Friday, 25 June 2004

bike

Two bike-commutes of less than 3.8 miles.

prurience

Wednesday Tex wasn't in the office for staff meeting, and I was glad because CoolBoss used my HumanDictionary function when she needed "prurience" defined. I asked for someone to pitch out the worst of the reality television shows, and then I said that these shows appealed to the public's prurient interests, and prurience was the noun for base and usually gratuitously sexual interest. The example was "Lawmakers in furor over prurient turmoil" and she rightly questioned turmoil being prurient.*

This discussion might have made squeamish Tex squirm, so I was glad he wasn't there. Except that naturally on Friday when he asked me what had happened in staff meeting, I was compelled to needle him so said, "I had to define 'prurience' and I'm really glad you weren't there." He said, "What?" and I flipped his dictionary open, pointed out the word, and left the room just as his phone rang.

* I don't know if there is a technical term for misassignment of adjectives. Recently CoolBoss asked me why a divorce couldn't be called "amiable," and I more felt than could articulate why. Because people and dogs are amiable but relationships and concepts are amicable, like divorces and treaties. You might say "an amicable gathering" but you'd say "a gathering of amiable people" or "an amiable gathering" where "gathering" was a grouping word rather than a description of the ties among the people.

Later in the day Tex asked what constituted a divine period. Was I on a crystal clear, snow-covered mountain top, communing with the sun or something? We got that cleared up by my clarifying that I had had to define 'prurience,' not that I had had a divine period, for pete's sake.

But this allowed me to tell a recent amusing story. When CLH was here, we had lunch with an Aspen friend who now lives in Denver.

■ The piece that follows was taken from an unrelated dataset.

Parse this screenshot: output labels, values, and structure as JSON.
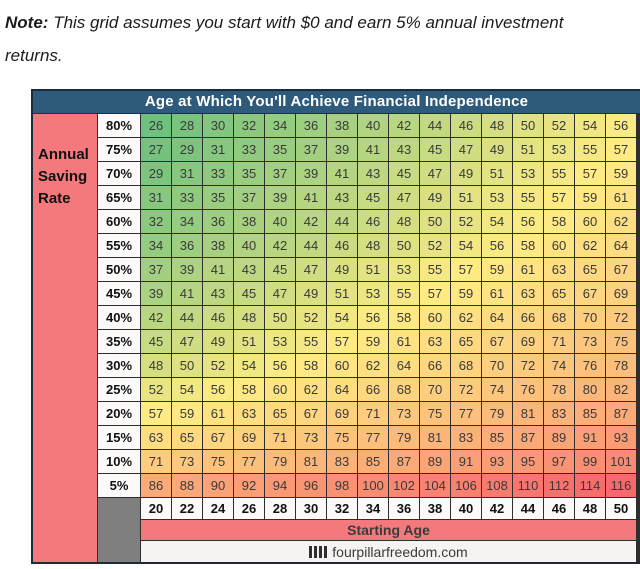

As the three of us chatted, I announced, "I think I'm getting my period." I left them at the table to go a-questing for supplies. We were at trendy 32nd and Lowell, which means that clothing, books, gee-gaws, and antiques were available to me, but tampons there were none. I drove to Walgreen's, picked up a box of 40, and scampered to the counter. Except that someone evidently had shop-lifted one out of the box, whose end was therefore loose, which instability I didn't notice until 39 tampons suddenly skittered underfoot--under my own feet and those of at least four people, including a man and children, around me. I debated for a tenth of a second whether to gather them, decided fuck no, returned for another box, and beat a hasty retreat with a box of 20, that having been the last 40 (or 39).

CLH and her friend were amused, of course, and CLH told us an incident from when she worked at Souper Salad, fishing in her apron pocket for a pen to take an order and poising a tampon over her order form to write with because she hadn't looked at what she'd retrieved.

Tex told me in turn about a coworker's being pulled aside by apparently a new employee of the TSA who had not been properly briefed and whose cultural background rendered him a lot less likely than, say, Tex, to know certain things. The TSAer, searching her purse, extracted a tampon and, waving it, demanded to know what this was. I can picture Coworker's efforts to restrain herself from saying, "You want me to show you how that works?" and instead calmly to inform him that it was a feminine hygiene product.

Anyway, I'm glad we got that cleared up.